New full-color-emitting phosphor, Eu2+-doped Na2−xAl2−xSixO4 (0 ≤ x ≤ 1), obtained using phase transitions for solid-state white lighting

Abstract

A new color-tunable Eu²⁺-doped sodium aluminium silicate, Na_2−x−yAl_2−xSi_xO₄:yEu²⁺ (0 ≤ x ≤ 1), phosphor system was investigated as a novel candidate for phosphor-converted white light-emitting diode (LED) applications and successfully synthesized by wet chemical methods based on the hydrolysis of tetraethyl orthosilicate (TEOS). Different crystal structures and emission spectra were obtained by varying the ratio of Al to Si in the phosphor Na_2−xAl_2−xSi_xO₄ with x value ranging from 0.25 to 0.55. The Na_2−x−yAl_2−xSi_xO₄:yEu²⁺ phosphor system emitted a maximum intensity at 470–600 nm when using a 395 nm excitation wavelength, and the emission was strongly affected by the crystal structures determined by the x value.

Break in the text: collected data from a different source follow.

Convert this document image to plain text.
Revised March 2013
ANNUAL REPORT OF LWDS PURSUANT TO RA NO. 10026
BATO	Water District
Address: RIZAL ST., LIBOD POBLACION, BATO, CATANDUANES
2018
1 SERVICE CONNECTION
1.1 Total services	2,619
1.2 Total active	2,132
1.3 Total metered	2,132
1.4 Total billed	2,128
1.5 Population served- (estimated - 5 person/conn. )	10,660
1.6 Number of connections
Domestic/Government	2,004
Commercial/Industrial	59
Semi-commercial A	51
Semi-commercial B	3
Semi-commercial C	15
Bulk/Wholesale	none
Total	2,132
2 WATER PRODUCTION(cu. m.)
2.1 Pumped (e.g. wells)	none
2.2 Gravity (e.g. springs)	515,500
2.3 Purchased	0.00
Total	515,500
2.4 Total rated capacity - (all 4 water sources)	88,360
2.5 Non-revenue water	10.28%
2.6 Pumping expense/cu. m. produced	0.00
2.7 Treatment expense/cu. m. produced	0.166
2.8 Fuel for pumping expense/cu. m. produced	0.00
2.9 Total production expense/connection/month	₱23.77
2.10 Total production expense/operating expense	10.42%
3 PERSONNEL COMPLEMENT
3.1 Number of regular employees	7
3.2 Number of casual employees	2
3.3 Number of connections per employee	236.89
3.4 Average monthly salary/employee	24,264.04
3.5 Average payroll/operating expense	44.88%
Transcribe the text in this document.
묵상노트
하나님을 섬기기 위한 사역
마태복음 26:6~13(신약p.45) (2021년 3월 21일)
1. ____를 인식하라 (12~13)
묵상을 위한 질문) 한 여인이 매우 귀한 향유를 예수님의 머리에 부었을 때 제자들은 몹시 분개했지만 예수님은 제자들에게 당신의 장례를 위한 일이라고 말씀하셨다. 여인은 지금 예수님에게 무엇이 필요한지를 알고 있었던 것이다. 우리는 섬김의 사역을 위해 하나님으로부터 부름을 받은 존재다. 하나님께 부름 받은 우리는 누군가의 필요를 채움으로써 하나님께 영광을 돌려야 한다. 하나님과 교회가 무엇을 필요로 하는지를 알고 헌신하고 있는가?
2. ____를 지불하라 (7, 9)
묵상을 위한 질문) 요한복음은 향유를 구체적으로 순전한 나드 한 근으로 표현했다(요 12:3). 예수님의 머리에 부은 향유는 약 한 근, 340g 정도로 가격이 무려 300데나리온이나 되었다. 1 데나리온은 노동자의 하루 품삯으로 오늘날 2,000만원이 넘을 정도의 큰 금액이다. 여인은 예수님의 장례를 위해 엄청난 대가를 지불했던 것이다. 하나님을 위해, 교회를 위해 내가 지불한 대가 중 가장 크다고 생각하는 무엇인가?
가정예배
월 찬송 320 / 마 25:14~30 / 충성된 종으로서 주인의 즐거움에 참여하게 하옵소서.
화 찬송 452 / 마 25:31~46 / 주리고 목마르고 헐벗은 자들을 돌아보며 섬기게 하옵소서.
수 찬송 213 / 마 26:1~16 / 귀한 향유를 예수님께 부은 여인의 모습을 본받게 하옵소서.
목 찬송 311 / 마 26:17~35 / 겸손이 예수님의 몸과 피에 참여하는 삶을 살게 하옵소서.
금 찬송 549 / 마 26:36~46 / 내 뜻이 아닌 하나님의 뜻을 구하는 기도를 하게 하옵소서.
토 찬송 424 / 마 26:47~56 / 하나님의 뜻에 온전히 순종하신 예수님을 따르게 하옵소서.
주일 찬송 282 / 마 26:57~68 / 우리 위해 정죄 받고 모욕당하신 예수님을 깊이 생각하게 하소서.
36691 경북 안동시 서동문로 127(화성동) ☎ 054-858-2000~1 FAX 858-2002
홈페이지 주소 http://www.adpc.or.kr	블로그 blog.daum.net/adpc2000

Substitution of Eu²⁺ affected the center wavelength and emission intensity due to changes in the crystal-field effect, which was strongly dependent on the crystal structure. The LED device exhibited an excellent color-rendering index R_a of 93 at a correlated color temperature of 4258 K with CIE color coordinates of (0.3629, 0.3427) under a 20 mA forward-bias current. Based on these results, we are currently evaluating the potential application of Na_2−x−yAl_2−xSi_xO₄:yEu²⁺ as a white-emitting UV-convertible phosphor.